Now some may question, in this post-chatroom era, whether dealers should be using their order book for information, however it cannot be argued that in circumstances like this it didn’t help alleviate what could have been a much worse situation. As long as the customer orders are filled first I don’t see a problem with it, what it probably needs is for bank internal compliance teams to sign off on the practice – good luck with that!
Either way, I have spoken to traders who are now in the habit of deliberately placing bids and offers several hundred points away from the market to take advantage of a fat finger trade or a flash event. Their rationale is that they will know if the move is justified or not before the orders get hit and they deem the risk/reward good enough – and I for one would not argue with that.

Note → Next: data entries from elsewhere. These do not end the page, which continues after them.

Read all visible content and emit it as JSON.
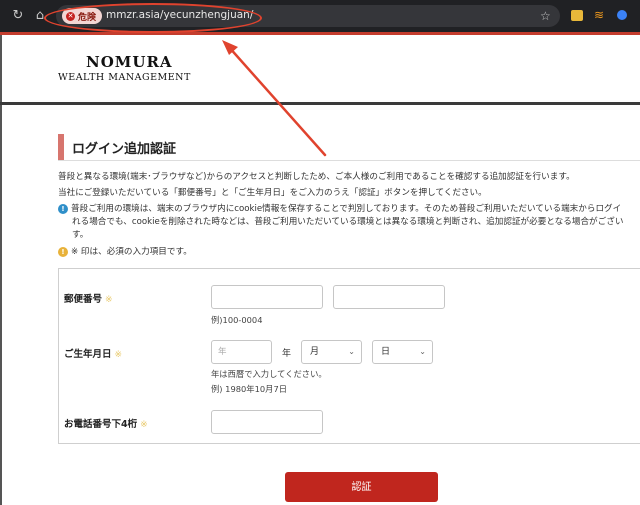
{
  "browser": {
    "danger_label": "危険",
    "url": "mmzr.asia/yecunzhengjuan/"
  },
  "logo": {
    "line1": "NOMURA",
    "line2": "WEALTH MANAGEMENT"
  },
  "page": {
    "title": "ログイン追加認証",
    "intro1": "普段と異なる環境(端末･ブラウザなど)からのアクセスと判断したため、ご本人様のご利用であることを確認する追加認証を行います。",
    "intro2": "当社にご登録いただいている「郵便番号」と「ご生年月日」をご入力のうえ「認証」ボタンを押してください。",
    "notice_line1": "普段ご利用の環境は、端末のブラウザ内にcookie情報を保存することで判別しております。そのため普段ご利用いただいている端末からログイ",
    "notice_line2": "れる場合でも、cookieを削除された時などは、普段ご利用いただいている環境とは異なる環境と判断され、追加認証が必要となる場合がござい",
    "notice_line3": "す。",
    "required_note": "※ 印は、必須の入力項目です。"
  },
  "form": {
    "postal_label": "郵便番号",
    "postal_hint": "例)100-0004",
    "birth_label": "ご生年月日",
    "year_placeholder": "年",
    "year_unit": "年",
    "month_value": "月",
    "day_value": "日",
    "birth_hint1": "年は西暦で入力してください。",
    "birth_hint2": "例) 1980年10月7日",
    "phone_label": "お電話番号下4桁",
    "required_mark": "※",
    "submit_label": "認証"
  },
  "colors": {
    "annotation": "#e0432e",
    "submit": "#c0261e",
    "title_accent": "#d7756e"
  }
}
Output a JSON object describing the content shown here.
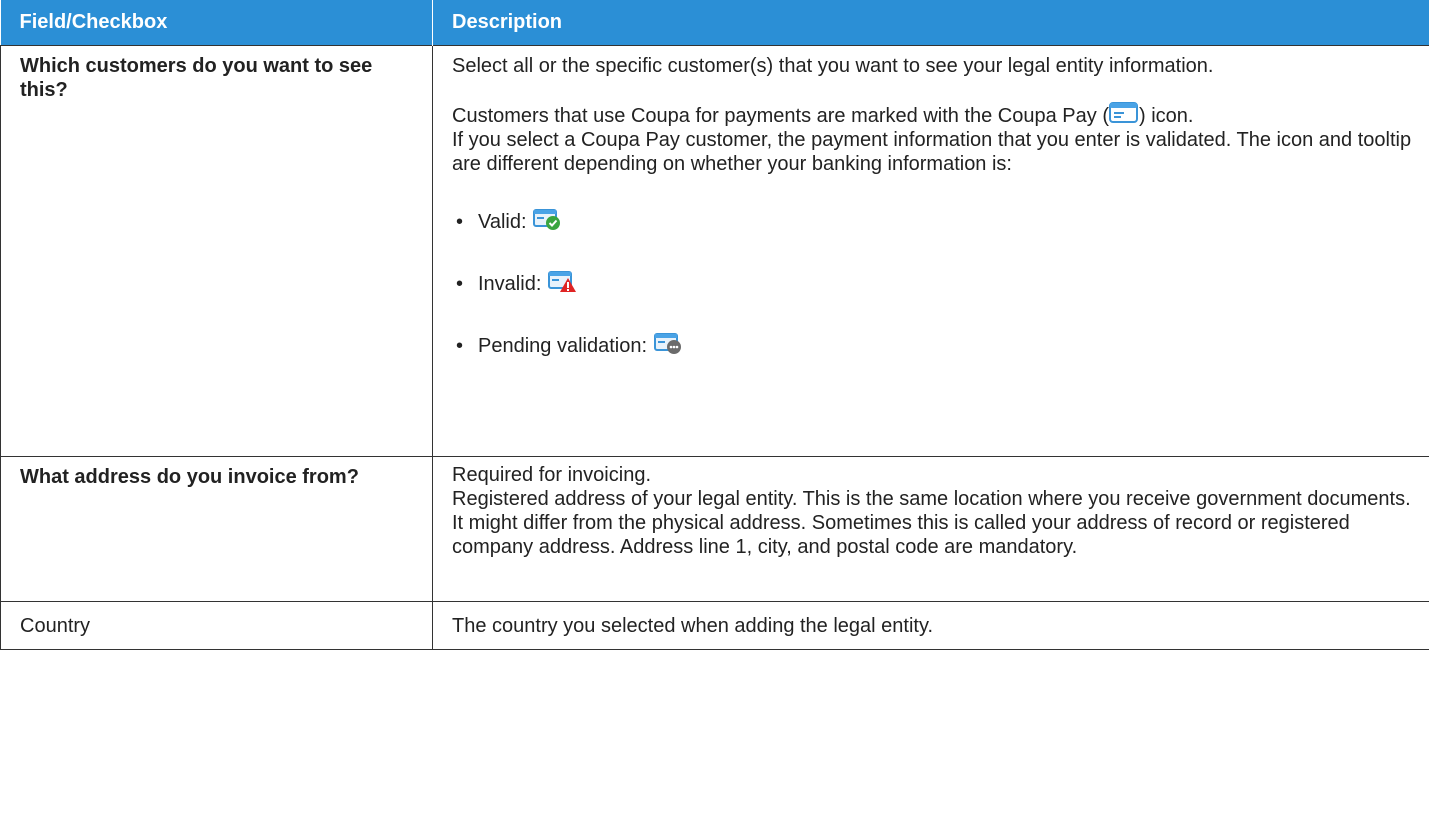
{
  "table": {
    "headers": [
      "Field/Checkbox",
      "Description"
    ],
    "colors": {
      "header_bg": "#2b8fd6",
      "header_text": "#ffffff",
      "border": "#333333"
    },
    "rows": [
      {
        "field": "Which customers do you want to see this?",
        "desc_p1": "Select all or the specific customer(s) that you want to see your legal entity information.",
        "desc_p2_before_icon": "Customers that use Coupa for payments are marked with the Coupa Pay (",
        "desc_p2_after_icon": ") icon.",
        "coupa_pay_icon": "coupa-pay-card-icon",
        "desc_p3": "If you select a Coupa Pay customer, the payment information that you enter is validated. The icon and tooltip are different depending on whether your banking information is:",
        "statuses": [
          {
            "label": "Valid:",
            "icon": "card-valid-check-icon"
          },
          {
            "label": "Invalid:",
            "icon": "card-invalid-warning-icon"
          },
          {
            "label": "Pending validation:",
            "icon": "card-pending-dots-icon"
          }
        ]
      },
      {
        "field": "What address do you invoice from?",
        "desc_lines": [
          "Required for invoicing.",
          "Registered address of your legal entity. This is the same location where you receive government documents. It might differ from the physical address. Sometimes this is called your address of record or registered company address. Address line 1, city, and postal code are mandatory."
        ]
      },
      {
        "field": "Country",
        "desc": "The country you selected when adding the legal entity."
      }
    ]
  }
}
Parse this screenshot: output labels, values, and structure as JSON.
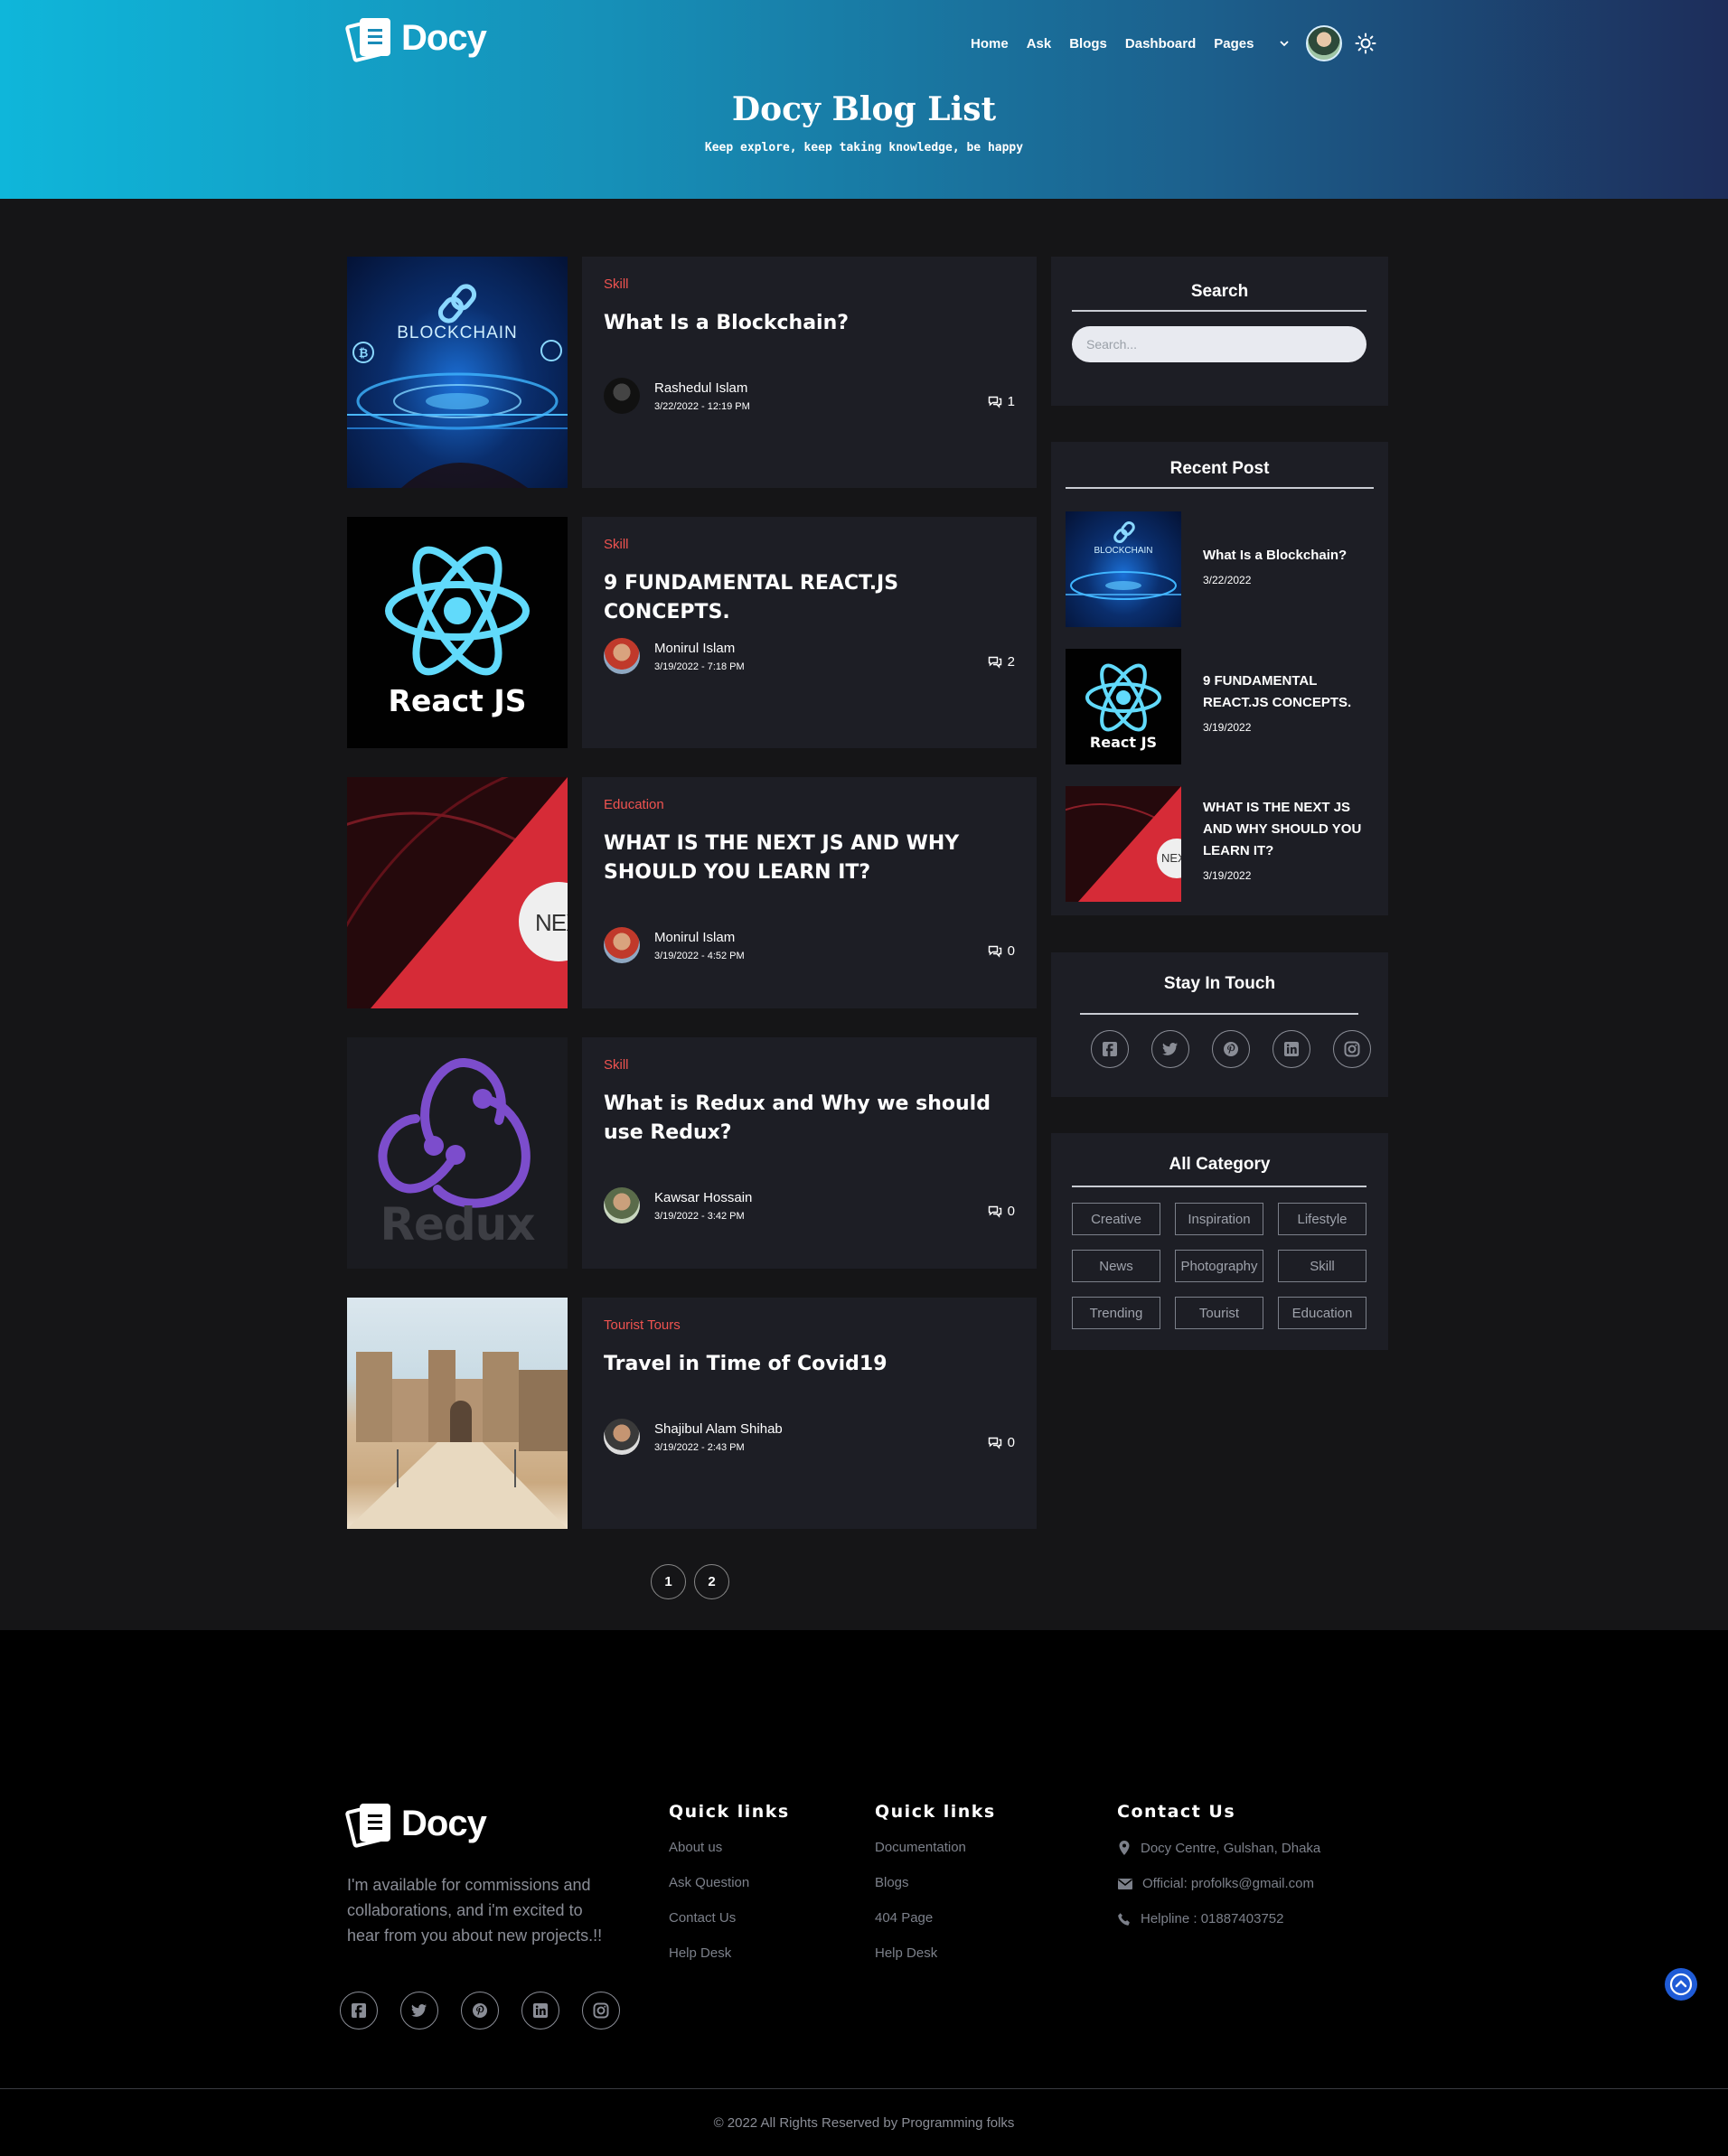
{
  "brand": {
    "name": "Docy"
  },
  "nav": {
    "items": [
      "Home",
      "Ask",
      "Blogs",
      "Dashboard",
      "Pages"
    ]
  },
  "hero": {
    "title": "Docy Blog List",
    "subtitle": "Keep explore, keep taking knowledge, be happy"
  },
  "posts": [
    {
      "category": "Skill",
      "title": "What Is a Blockchain?",
      "author": "Rashedul Islam",
      "date": "3/22/2022 - 12:19 PM",
      "comments": "1",
      "thumb_text": "BLOCKCHAIN"
    },
    {
      "category": "Skill",
      "title": "9 FUNDAMENTAL REACT.JS CONCEPTS.",
      "author": "Monirul Islam",
      "date": "3/19/2022 - 7:18 PM",
      "comments": "2",
      "thumb_text": "React JS"
    },
    {
      "category": "Education",
      "title": "WHAT IS THE NEXT JS AND WHY SHOULD YOU LEARN IT?",
      "author": "Monirul Islam",
      "date": "3/19/2022 - 4:52 PM",
      "comments": "0",
      "thumb_text": "NEX"
    },
    {
      "category": "Skill",
      "title": "What is Redux and Why we should use Redux?",
      "author": "Kawsar Hossain",
      "date": "3/19/2022 - 3:42 PM",
      "comments": "0",
      "thumb_text": "Redux"
    },
    {
      "category": "Tourist Tours",
      "title": "Travel in Time of Covid19",
      "author": "Shajibul Alam Shihab",
      "date": "3/19/2022 - 2:43 PM",
      "comments": "0"
    }
  ],
  "pagination": {
    "pages": [
      "1",
      "2"
    ]
  },
  "sidebar": {
    "search": {
      "title": "Search",
      "placeholder": "Search..."
    },
    "recent": {
      "title": "Recent Post",
      "items": [
        {
          "title": "What Is a Blockchain?",
          "date": "3/22/2022",
          "thumb_text": "BLOCKCHAIN"
        },
        {
          "title": "9 FUNDAMENTAL REACT.JS CONCEPTS.",
          "date": "3/19/2022",
          "thumb_text": "React JS"
        },
        {
          "title": "WHAT IS THE NEXT JS AND WHY SHOULD YOU LEARN IT?",
          "date": "3/19/2022",
          "thumb_text": "NEX"
        }
      ]
    },
    "touch": {
      "title": "Stay In Touch",
      "icons": [
        "facebook-icon",
        "twitter-icon",
        "pinterest-icon",
        "linkedin-icon",
        "instagram-icon"
      ]
    },
    "categories": {
      "title": "All Category",
      "items": [
        "Creative",
        "Inspiration",
        "Lifestyle",
        "News",
        "Photography",
        "Skill",
        "Trending",
        "Tourist",
        "Education"
      ]
    }
  },
  "footer": {
    "about": "I'm available for commissions and collaborations, and i'm excited to hear from you about new projects.!!",
    "col1": {
      "title": "Quick links",
      "links": [
        "About us",
        "Ask Question",
        "Contact Us",
        "Help Desk"
      ]
    },
    "col2": {
      "title": "Quick links",
      "links": [
        "Documentation",
        "Blogs",
        "404 Page",
        "Help Desk"
      ]
    },
    "contact": {
      "title": "Contact Us",
      "address": "Docy Centre, Gulshan, Dhaka",
      "email": "Official: profolks@gmail.com",
      "phone": "Helpline : 01887403752"
    },
    "copyright": "© 2022 All Rights Reserved by Programming folks"
  },
  "colors": {
    "accent_red": "#ef5350",
    "card_bg": "#1d1e25",
    "page_bg": "#151517",
    "footer_bg": "#000000"
  }
}
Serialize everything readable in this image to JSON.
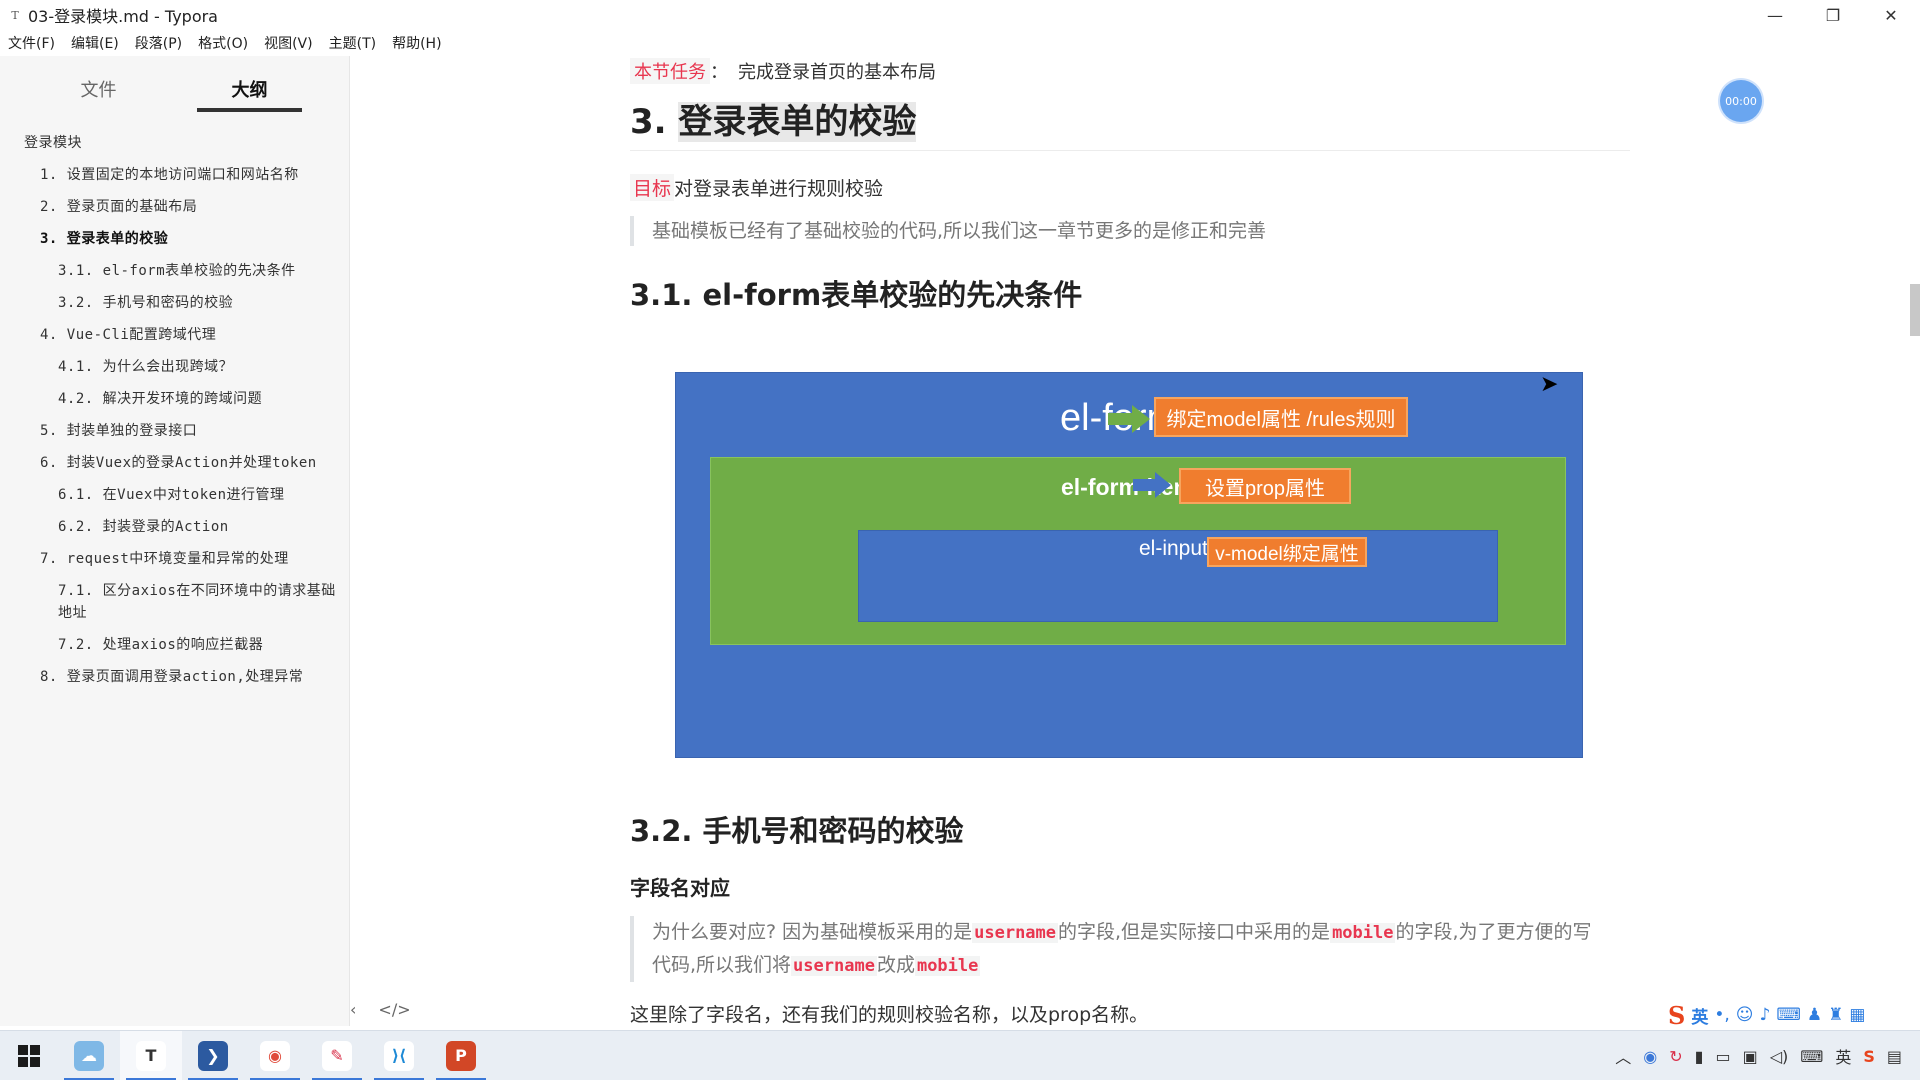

Back in the day a fat finger trade would often be rolled back as both sides knew there was an error – today there are likely to be so many trades before the error is noticed nothing can be done. To paraphrase an early Pink Floyd song, Careful With That Finger Eugene.
This willingness to be more active in the market may actually signal the start of a rebalancing in how the FX market works. If human traders can demonstrate the value of being able to assume risk then perhaps more risk will be allocated to them, especially at the banks. If that happens then liquidity probably improves – it would be good news for the automated market makers as well thanks to more – and probably better – data.
Whether or not those traders will be allocated risk, or more importantly provided with a reasonable window on the institution’s order flow (within strict rules over how it is to be used and regular checks that customers are in no way put second or even inconvenienced), is open to question. I have already noted my scepticism that any compliance team – ignorant as most are over how markets work and the value of risk holders therein – would okay such a framework, but there is perhaps a way.
The Global Foreign Exchange Committee is obviously wrapped up in the Global Code and broadening its reach. Perhaps though it needs to understand its wider brief as a guardian of the markets? Central banks make up a core of the committee and they are often responsible for market stability, including currencies, therefore why not use this forum to discuss what can, or should, be done about these mini-flash moves?
They may decide nothing, and that’s fine, but I would warn there will, one day, be wider consequences, because as markets become more inter-linked, a flash event in FX could easily spill over into fixed income and equity markets. When that happens the politicians sit up and notice and things get a little tricky when they inevitably ask the question, “why were you not prepared?”